A Week in the Social Media Life of Le Poisson Rouge

September 3, 2013 | By usan Elliott

“Social media is HUGE for us” says the Club’s marketing exec

Le Poisson Rouge has become THE place to perform in New York since it first opened in 2008. The intimate venue (seats 250 plus 140 in the bar area) has hosted everything from a four-night run of the Coronation of Poppea and an Elliott Carter Memorial to Japanese sludge metal titans Boris and a punk-rock marching band, marching between the tables. Its very mission is to “bring different genres to different ears” and it has sparked a huge number of similar clubs around the city.

Just as LPR, as it is affectionately known, curates its music programs with care, so does it curate its social media content, explains Dustin Nelson, director of marketing and membership. “Social media is HUGE for us,” he says, adding that it accounts for about 60% of his marketing budget in staff time. “It is integrated into everything we do. Every campaign, every show. We’re constantly creating content,” he says, putting artist interviews on their YouTube Channel, running photo contests on Instagram, tweeting newly confirmed shows. (LPR streams its shows live on
the web.)

LPR’s graphics and social media posts are all pretty zany in tone, and that’s no accident. Here’s a section of their web site known as “Our Favorite Flyers” whose components show up on all of their social media platforms as they’re posted.

Because of its size, LPR doesn’t have to jump through multiple bureaucratic hoops for content approvals. That enables spontaneity (especially on Twitter), but otherwise Nelson and his twoperson team (plus one half-timer for Tumblr) adhere to a regular schedule, “so that our followers know when to look for what kind of information.”

LPR on Facebook

Monday: Post week’s concert schedule
Tuesday: Post list of free shows for members.
Wednesday, Thursday, Saturday, and Sunday: Specific posts about upcoming shows, highlighting their uniqueness.
Friday: Post list of shows announced since the previous Friday.

“All events get their own event page,” says Nelson, “and we usually throw up a couple of photo galleries each week.”

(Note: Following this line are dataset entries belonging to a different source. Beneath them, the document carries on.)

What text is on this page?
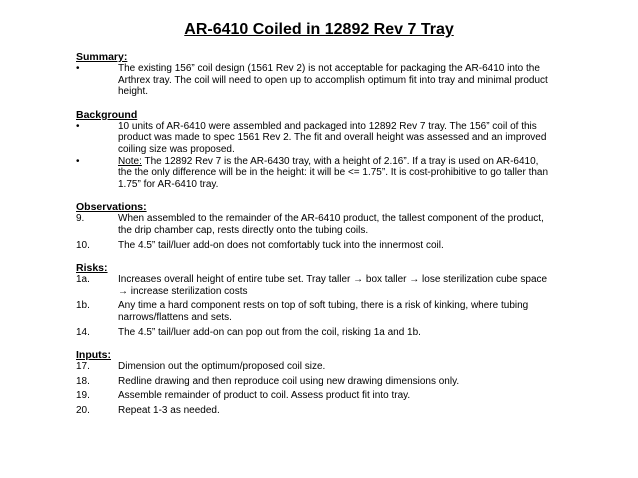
AR-6410 Coiled in 12892 Rev 7 Tray
Summary:
•	The existing 156” coil design (1561 Rev 2) is not acceptable for packaging the AR-6410 into the Arthrex tray. The coil will need to open up to accomplish optimum fit into tray and minimal product height.
Background
•	10 units of AR-6410 were assembled and packaged into 12892 Rev 7 tray. The 156” coil of this product was made to spec 1561 Rev 2. The fit and overall height was assessed and an improved coiling size was proposed.
•	Note: The 12892 Rev 7 is the AR-6430 tray, with a height of 2.16”. If a tray is used on AR-6410, the the only difference will be in the height: it will be <= 1.75”. It is cost-prohibitive to go taller than 1.75” for AR-6410 tray.
Observations:
9.	When assembled to the remainder of the AR-6410 product, the tallest component of the product, the drip chamber cap, rests directly onto the tubing coils.
10.	The 4.5” tail/luer add-on does not comfortably tuck into the innermost coil.
Risks:
1a.	Increases overall height of entire tube set. Tray taller → box taller → lose sterilization cube space → increase sterilization costs
1b.	Any time a hard component rests on top of soft tubing, there is a risk of kinking, where tubing narrows/flattens and sets.
14.	The 4.5” tail/luer add-on can pop out from the coil, risking 1a and 1b.
Inputs:
17.	Dimension out the optimum/proposed coil size.
18.	Redline drawing and then reproduce coil using new drawing dimensions only.
19.	Assemble remainder of product to coil. Assess product fit into tray.
20.	Repeat 1-3 as needed.
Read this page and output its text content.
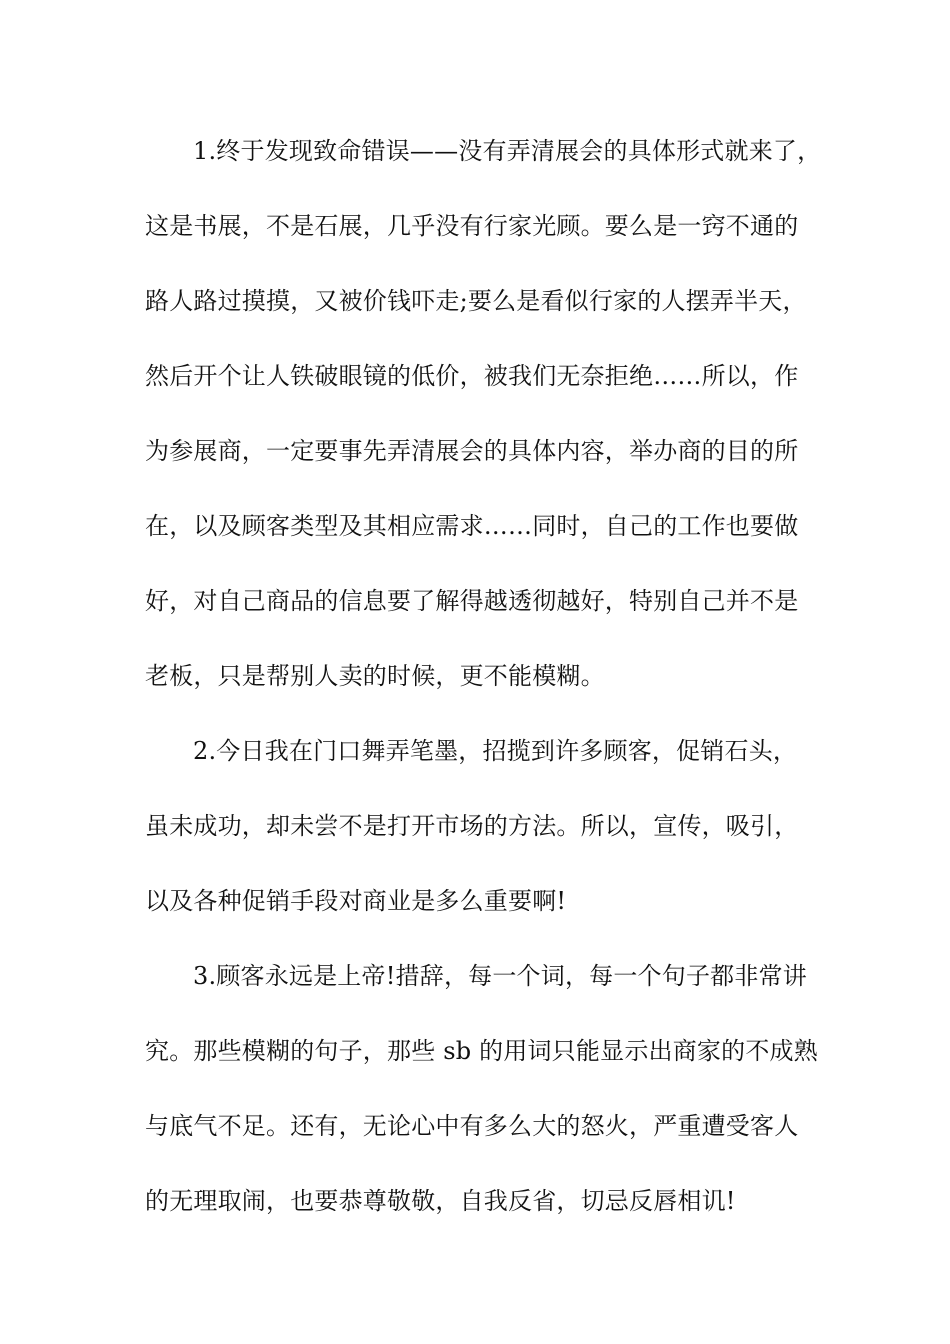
1.终于发现致命错误——没有弄清展会的具体形式就来了，
这是书展，不是石展，几乎没有行家光顾。要么是一窍不通的
路人路过摸摸，又被价钱吓走;要么是看似行家的人摆弄半天，
然后开个让人铁破眼镜的低价，被我们无奈拒绝……所以，作
为参展商，一定要事先弄清展会的具体内容，举办商的目的所
在，以及顾客类型及其相应需求……同时，自己的工作也要做
好，对自己商品的信息要了解得越透彻越好，特别自己并不是
老板，只是帮别人卖的时候，更不能模糊。
2.今日我在门口舞弄笔墨，招揽到许多顾客，促销石头，
虽未成功，却未尝不是打开市场的方法。所以，宣传，吸引，
以及各种促销手段对商业是多么重要啊!
3.顾客永远是上帝!措辞，每一个词，每一个句子都非常讲
究。那些模糊的句子，那些 sb 的用词只能显示出商家的不成熟
与底气不足。还有，无论心中有多么大的怒火，严重遭受客人
的无理取闹，也要恭尊敬敬，自我反省，切忌反唇相讥!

On Tuesdays, LPR lists weekly shows that are free to members on its Facebook page.

LPR on Google Plus
Google Plus tends to be the same as Facebook, says Nelson, who adds that LPR has been experimenting with different communities. “We’re administrating one right now on live streaming concerts from around the world. I’m not sure where this will go, but we’re interested to see.”

LPR on Tumblr
Tumblr gets updated daily with news about upcoming shows, usually in the form of a video or fun photo. Nelson says he pulled money from his ad budget to hire a part-timer, who spends most of his time on Tumblr.

LPR on Instagram
LPR takes advantage of Throwback Thursdays and on other days invites fans to posts show photos they’ve taken. “We also have a monthly contest on Instagram, where people can take any photo they’ve shot during a show and tag it #LiveAtLPR.” It automatically gets entered into the contest. “Every month we do a roundup of the photos on our blog, post them on Instagram and Tumblr, and give the winner a membership or a free T-shirt.”

LPR on Twitter
LPR’s Twitter account is open pretty much 24/7, although noon to one is the regular daily time slot. Nelson runs a weekly ticket giveaway and posts a “flash discount” across several platforms for four or five hours before a particular show. “It’s more about rewarding people who follow us than selling tickets.

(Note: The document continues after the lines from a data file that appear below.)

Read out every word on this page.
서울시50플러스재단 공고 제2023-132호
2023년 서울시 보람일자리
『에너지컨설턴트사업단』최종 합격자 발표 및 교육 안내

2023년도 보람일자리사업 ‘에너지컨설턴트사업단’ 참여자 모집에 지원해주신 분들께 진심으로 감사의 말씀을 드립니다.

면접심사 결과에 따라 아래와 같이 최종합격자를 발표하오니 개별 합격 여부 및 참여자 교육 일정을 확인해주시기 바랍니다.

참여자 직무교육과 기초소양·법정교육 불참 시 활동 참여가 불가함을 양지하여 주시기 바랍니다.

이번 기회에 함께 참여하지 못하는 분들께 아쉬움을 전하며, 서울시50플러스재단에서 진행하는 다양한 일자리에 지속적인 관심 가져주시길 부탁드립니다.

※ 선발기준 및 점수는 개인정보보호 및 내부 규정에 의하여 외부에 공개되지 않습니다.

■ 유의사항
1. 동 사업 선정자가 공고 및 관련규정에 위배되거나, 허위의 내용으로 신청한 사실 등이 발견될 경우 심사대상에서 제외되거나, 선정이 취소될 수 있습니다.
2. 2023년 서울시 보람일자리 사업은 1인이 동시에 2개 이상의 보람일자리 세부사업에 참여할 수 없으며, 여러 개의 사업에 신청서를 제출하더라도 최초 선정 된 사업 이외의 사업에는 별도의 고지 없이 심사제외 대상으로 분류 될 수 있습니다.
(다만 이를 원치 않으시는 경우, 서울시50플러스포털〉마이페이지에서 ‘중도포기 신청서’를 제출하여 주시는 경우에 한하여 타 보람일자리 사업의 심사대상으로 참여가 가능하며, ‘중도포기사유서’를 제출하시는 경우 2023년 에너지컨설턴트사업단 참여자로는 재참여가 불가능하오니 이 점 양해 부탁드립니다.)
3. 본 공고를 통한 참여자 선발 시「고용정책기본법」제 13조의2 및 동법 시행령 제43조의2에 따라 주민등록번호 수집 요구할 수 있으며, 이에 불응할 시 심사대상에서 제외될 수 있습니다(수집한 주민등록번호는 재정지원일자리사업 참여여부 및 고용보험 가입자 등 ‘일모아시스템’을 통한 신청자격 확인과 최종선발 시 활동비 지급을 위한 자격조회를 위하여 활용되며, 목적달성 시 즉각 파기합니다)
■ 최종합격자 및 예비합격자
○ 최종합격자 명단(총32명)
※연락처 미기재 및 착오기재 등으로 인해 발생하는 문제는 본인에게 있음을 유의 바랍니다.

LPR posts its “flash discounts” across several of its social media platforms.

While Nelson assigns each staff member to monitor a specific platform (with some cross pollination); he handles Twitter personally. “I like to monitor that stuff very closely,” he says. “In the last hour I’ve had six people send over questions on Twitter that I’ve responded to,” most of them about the evening’s show. “If you aren’t responding to folks, you aren’t using social media for what it’s for. It’s social! Otherwise, you’re just yelling into the ether.”

Nelson estimates he spends about 90 minutes a day responding to Tweets, much of it on his smartphone and on his own time. He’s a fan of HootSuite for tracking and scheduling posts.